For calculating hourly wind averages, I use PHP as shown below:
$query = "SELECT * FROM weather_readings WHERE TIMESTAMP BETWEEN startTime AND endTime ORDER BY TIMESTAMP ASC";
$data = $database->query($query)->fetchAll(PDO::FETCH_ASSOC);
foreach($data as $record)
{
$count++;
$velocity = $record['VELOCITY'];
$radians = deg2rad($record['BEARING']);
$xComponent += $velocity * sin($radians);
$yComponent += $velocity * cos($radians);
}
if ($count > 0)
{
$meanVelocity = sqrt($xComponent * $xComponent + $yComponent * $yComponent) / $count;
$meanBearing = rad2deg(atan2($xComponent, $yComponent));
if ($meanBearing < 0) $meanBearing += 360;
}
This method is efficient and runs quickly. To expand my database knowledge, I created a stored procedure named GetAverageWind that processes the same data:
DECLARE MEANVELOCITY, MEANBEARING, vel, bear FLOAT;
DECLARE finished BOOL DEFAULT FALSE;
DECLARE dataCursor CURSOR FOR SELECT VELOCITY, BEARING FROM weather_readings WHERE TIMESTAMP >= startTime AND TIMESTAMP <= endTime;
DECLARE CONTINUE HANDLER FOR NOT FOUND SET finished = TRUE;
OPEN dataCursor;
process_loop: LOOP
FETCH dataCursor INTO vel, bear;
IF finished THEN
LEAVE process_loop;
END IF;
SET @angleRad = RADIANS(bear);
SET @sinValue = SIN(@angleRad);
SET @cosValue = COS(@angleRad);
SET @xSum = @xSum + vel * @sinValue;
SET @ySum = @ySum + vel * @cosValue;
SET @total = @total + 1;
END LOOP;
CLOSE dataCursor;
IF @total > 0 THEN
SET MEANVELOCITY = SQRT(@xSum * @xSum + @ySum * @ySum) / @total;
SET MEANBEARING = DEGREES(ATAN2(@xSum, @ySum));
WHILE MEANBEARING < 0 DO SET MEANBEARING = MEANBEARING + 360; END WHILE;
END IF;
SELECT MEANVELOCITY, MEANBEARING;
While both methods yield the same results, the stored procedure is much slower.

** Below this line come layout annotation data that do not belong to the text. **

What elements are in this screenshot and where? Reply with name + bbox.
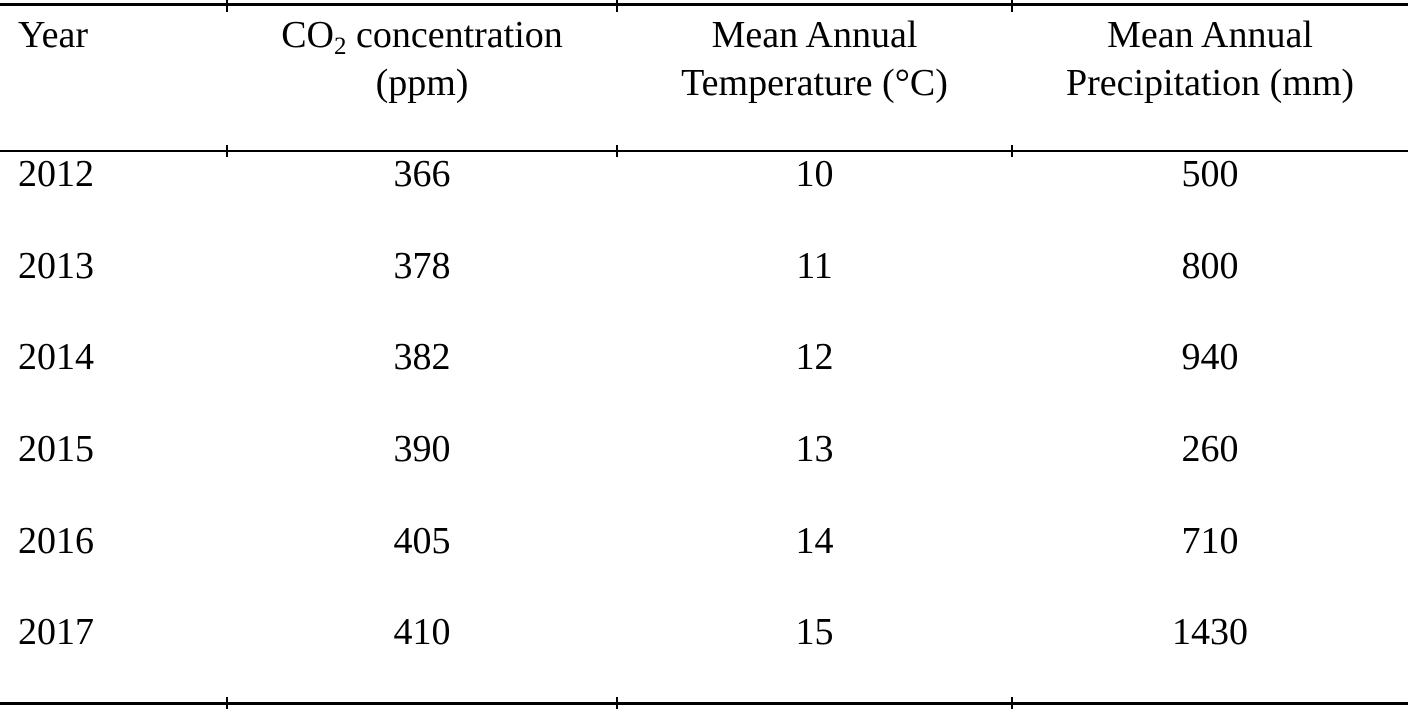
cell-temperature: 12 xyxy=(795,336,834,379)
header-year-label: Year xyxy=(18,14,89,56)
header-co2-line1: CO2 concentration xyxy=(281,14,563,60)
cell-precipitation: 710 xyxy=(1181,519,1239,562)
cell-precipitation: 1430 xyxy=(1172,611,1248,654)
cell-temperature: 14 xyxy=(795,519,834,562)
cell-co2: 378 xyxy=(393,244,451,287)
cell-precipitation: 500 xyxy=(1181,153,1239,195)
header-precip-line1: Mean Annual xyxy=(1107,14,1313,56)
cell-temperature: 10 xyxy=(795,153,834,195)
column-boundary-tick xyxy=(1011,145,1013,157)
cell-precipitation: 940 xyxy=(1181,336,1239,379)
cell-co2: 390 xyxy=(393,427,451,470)
table-row: 2012 366 10 500 xyxy=(0,152,1408,244)
cell-year: 2014 xyxy=(18,336,94,379)
header-temp-line2: Temperature (°C) xyxy=(681,62,948,104)
column-boundary-tick xyxy=(1011,697,1013,709)
table-body: 2012 366 10 500 2013 378 11 800 2014 382… xyxy=(0,152,1408,702)
cell-year: 2015 xyxy=(18,427,94,470)
cell-co2: 410 xyxy=(393,611,451,654)
column-boundary-tick xyxy=(226,0,228,12)
column-boundary-tick xyxy=(616,145,618,157)
header-co2-concentration: CO2 concentration (ppm) xyxy=(227,6,617,150)
column-boundary-tick xyxy=(226,145,228,157)
table-row: 2016 405 14 710 xyxy=(0,519,1408,611)
header-temp-line1: Mean Annual xyxy=(711,14,918,56)
header-precip-line2: Precipitation (mm) xyxy=(1065,62,1355,104)
cell-co2: 366 xyxy=(393,153,451,195)
table-row: 2014 382 12 940 xyxy=(0,335,1408,427)
table-bottom-rule xyxy=(0,702,1408,705)
table-row: 2013 378 11 800 xyxy=(0,244,1408,336)
cell-precipitation: 800 xyxy=(1181,244,1239,287)
column-boundary-tick xyxy=(616,0,618,12)
column-boundary-tick xyxy=(616,697,618,709)
cell-co2: 382 xyxy=(393,336,451,379)
header-co2-unit: (ppm) xyxy=(375,62,469,104)
header-mean-annual-precipitation: Mean Annual Precipitation (mm) xyxy=(1012,6,1408,150)
column-boundary-tick xyxy=(1011,0,1013,12)
cell-precipitation: 260 xyxy=(1181,427,1239,470)
table-row: 2015 390 13 260 xyxy=(0,427,1408,519)
header-mean-annual-temperature: Mean Annual Temperature (°C) xyxy=(617,6,1012,150)
table-header-rule xyxy=(0,150,1408,152)
table-top-rule xyxy=(0,3,1408,6)
header-year: Year xyxy=(0,6,227,150)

I notice that the CPU load approaches 100% when using the stored procedure, while the PHP method barely impacts performance.
Given that I need to analyze each entry for vector computations, can anyone explain the performance discrepancies and suggest ways to optimize the stored procedure?